Les femmes ravies,les hommes moins
Mariée depuis 40 ans, Lamia Adel, qui a toujours cru en la bonne foi de son mari et à un amour éternel, n’a jamais pensé à se mettre à l’abri. Son mari, chef d’entreprise, n’y a visiblement jamais pensé non plus. Divorcée à 65 ans, elle se retrouve sans aucun sou, alors qu’elle a versé son héritage parental pour développer l’entreprise de son mari. « Comment pourraisje survivre ? Aucun des biens immobiliers que nous avons acquis n’est à mon nom et je dépends de lui financièrement », fulmine-t-elle, tout en saluant la fatwa concernant le partage des biens du couple, qui lui aurait permis de ne pas partir les mains vides après 40 ans de mariage au service de son mari. Idem pour Noha Mostafa, une femme au foyer qui a apprécié cette fatwa et a appelé à la prise en considération du travail domestique assumé par l’épouse dans l’évaluation de sa contribution à la fructification des biens familiaux.
« La femme servait sans relâche son mari et ses enfants, jour et nuit. Malheureusement, l’époux a engagé sa femme dans le rôle d’une servante éternelle non payante, par le contrat de mariage », se plaintelle. Quant aux hommes, ils sont divisés sur le sujet. Hicham Mahmoud, comptable, n’y voit aucun problème, surtout si les époux se basent sur la contribution, prouvée de chacun à la fructification du patrimoine. « Pourquoi est-ce que ce serait mal vu ? Les époux sont solidaires en ce qui concerne les dépenses, mais dans une juste mesure », assure-t-il.
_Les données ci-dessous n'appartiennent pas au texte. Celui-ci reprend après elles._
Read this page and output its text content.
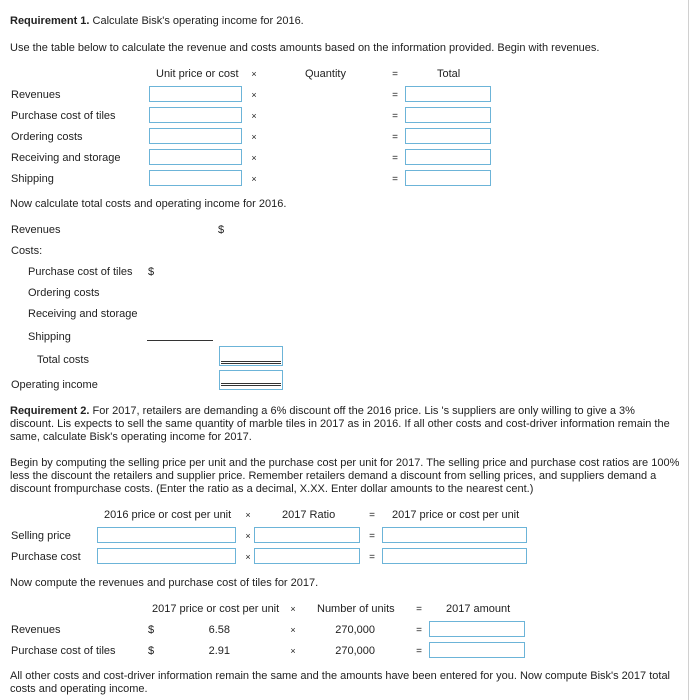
Requirement 1. Calculate Bisk's operating income for 2016.
Use the table below to calculate the revenue and costs amounts based on the information provided. Begin with revenues.
Unit price or cost ×	Quantity	=	Total
Revenues	×	=
Purchase cost of tiles	×	=
Ordering costs	×	=
Receiving and storage	×	=
Shipping	×	=
Now calculate total costs and operating income for 2016.
Revenues	$
Costs:
Purchase cost of tiles $
Ordering costs
Receiving and storage
Shipping
Total costs
Operating income
Requirement 2. For 2017, retailers are demanding a 6% discount off the 2016 price. Lis 's suppliers are only willing to give a 3% discount. Lis expects to sell the same quantity of marble tiles in 2017 as in 2016. If all other costs and cost-driver information remain the same, calculate Bisk's operating income for 2017.
Begin by computing the selling price per unit and the purchase cost per unit for 2017. The selling price and purchase cost ratios are 100% less the discount the retailers and supplier price. Remember retailers demand a discount from selling prices, and suppliers demand a discount frompurchase costs. (Enter the ratio as a decimal, X.XX. Enter dollar amounts to the nearest cent.)
2016 price or cost per unit ×	2017 Ratio	= 2017 price or cost per unit
Selling price	×	=
Purchase cost	×	=
Now compute the revenues and purchase cost of tiles for 2017.
2017 price or cost per unit × Number of units = 2017 amount
Revenues	$	6.58	×	270,000	=
Purchase cost of tiles	$	2.91	×	270,000	=
All other costs and cost-driver information remain the same and the amounts have been entered for you. Now compute Bisk's 2017 total costs and operating income.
Pour Haytham Gamal, la vie conjugale est un équilibre bâti sur l’amour et non seulement sur le juridique. « Les hommes seront-ils obligés, au moment de la signature du contrat de mariage, de remplir une fiche spécifique à la gestion des biens ? », se demande-t-il ironiquement. Quant à Zidan Abdallah, il se dit très sceptique quant à l’idée même de se marier, depuis qu’il a appris qu’en cas de divorce, il pourrait partager ses biens avec sa femme. « Il ne faut pas copier l’Occident. C’est illicite, injuste, voire illogique que la femme partage des biens alors qu’elle n’y a versé aucun sou », dit-il.
La polémique ne paraît pas près de s’essouffler. En l’attente d’une loi ou d’un contrat de partage des biens, c’est aux jeunes célibataires d’aujourd’hui, futurs mariés de demain, de savoir qu’ils ont l’entière latitude de choisir, pour leur couple, la justice qui sied à leurs convictions et convient à leurs principes. Et comme disait Aristote : « Ce n’est pas la loi qui fait les justes, mais ce sont les justes qui font la loi ».